Der EGMR betonte eingangs, dass die Zuweisung von Mandaten eine zentrale Frage der Demokratie ist und dass den Mitgliedstaaten dabei grundsätzlich ein weiter Spielraum zukommt. Er hob jedoch hervor, dass er überprüfen kann, ob die Mitgliedstaaten in diesem Zusammenhang willkürlich vorgingen.
Für den Erfolg eines Wahlprozesses ist es dem EGMR zufolge essentiell, dass eine Neuauszählung von Stimmzetteln in einem fairen Verfahren stattfinden kann. Das Recht auf freie Wahlen wäre in Gefahr, wenn substantiierte Unregelmäßigkeiten im Wahlverfahren nicht effektiv überprüft werden könnten.
Im konkreten Fall habe der Wahlprüfungsausschuss des wallonischen Parlaments in seinem Bericht festgestellt, dass die Mandate bei einer Neuauszählung der Stimmzettel in Mugemangangos Wahlkreis möglicherweise anders zu verteilen gewesen wären und dass ihm unter Umständen ein Mandat zugewiesen hätte werden müssen. Die Wahlanfechtung sei demnach nicht von vornherein unbegründet gewesen. Es sei daher zu prüfen, ob die behaupteten Unregelmäßigkeiten effektiv überprüft worden sind.

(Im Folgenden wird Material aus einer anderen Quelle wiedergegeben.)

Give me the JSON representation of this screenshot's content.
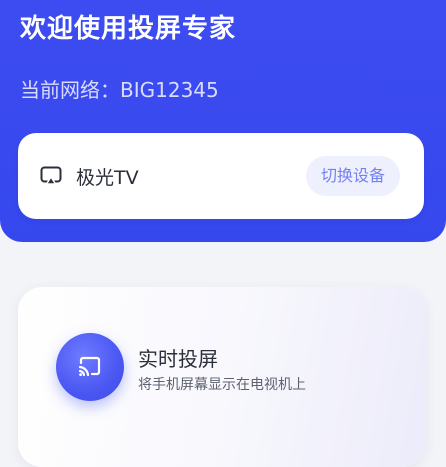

In diesem Zusammenhang unterstrich der EGMR, dass die nationale Rechtsordnung angemessene und ausreichende Garantien enthalten muss, durch die Willkür bei Wahlanfechtungen hintangehalten wird. Solche Garantien würden sicherstellen, dass die Rechtsstaatlichkeit gewahrt bliebe, dass die Integrität einer Wahl gesichert werde und dass das Parlament stets ausreichend legitimiert sei, ohne der Kritik ausgesetzt sein zu müssen, nicht korrekt zusammengesetzt zu sein. Seien diese Garantien nicht gegeben, stehe das Vertrauen der Wähler/innen in das Parlament auf dem Spiel.
Im vorliegenden Fall seien sowohl der Wahlprüfungsausschuss als auch das Plenum des wallonischen Parlaments ausschließlich aus Mitgliedern zusammengesetzt gewesen, die im Zuge der Wahl gewählt worden waren, deren Rechtmäßigkeit Mugemangango angefochten hatte. Dem EGMR zufolge können Abgeordnete definitionsgemäß nicht politisch neutral sein. In einem System, wie jenem in Belgien, wo das Parlament als einzige und letzte Instanz über Wahlanfechtungen zu entscheiden hat, müsse besondere Acht darauf gelegt werden, dass die nationale Rechtsordnung – im Wege von Verfahrensbestimmungen für Wahlanfechtungen – unparteiliche Entscheidungen sicherstellt.
Eben dies sei im Konkreten aber nicht gegeben gewesen: Bei der Abstimmung im Plenum des wallonischen Parlaments seien nämlich alle als gewählt geltenden Abgeordneten, auch jene aus Mugemangangos Wahlkreis, stimmberechtigt gewesen. Im Ergebnis hätten also auch Mugemangangos direkte politische Gegner/innen an der Abstimmung über seine Wahlanfechtung teilnehmen können – Personen also, die ihre Mandate möglicherweise verloren hätten, wenn der Wahlanfechtung stattgegeben worden wäre, und deren Interessen folglich jenen von Mugemangango direkt entgegengesetzt gewesen seien.
Dazu kam dem EGMR zufolge, dass die belgische Rechtsordnung nicht ausreichend klar festlegt, nach welchen Kriterien das Plenum des wallonischen Parlaments Wahlanfechtungen behandeln muss, und nicht näher regelt, welche Wirkung einer allfälligen Neuauszählung von Stimmzetteln zukommen würde.
Schließlich seien Mugemangango auch nicht ausreichend Verfahrensgarantien zur Verfügung gestanden: Seine Anhörung in der öffentlichen Sitzung des Wahlprüfungsausschusses sei nicht gesetzlich vorgesehen gewesen, sondern ihm lediglich ad hoc ermöglicht worden. Das Plenum des wallonischen Parlaments habe zudem nicht näher begründet, aus welchen Gründen es dem Antrag des Wahlprüfungsausschusses auf Neuauszählung der Stimmzettel nicht nachgekommen ist.
Der EGMR kam daher zum Schluss, dass Mugemangango in seinem Recht auf freie Wahlen (Art. 3 1. ZPEMRK) verletzt wurde.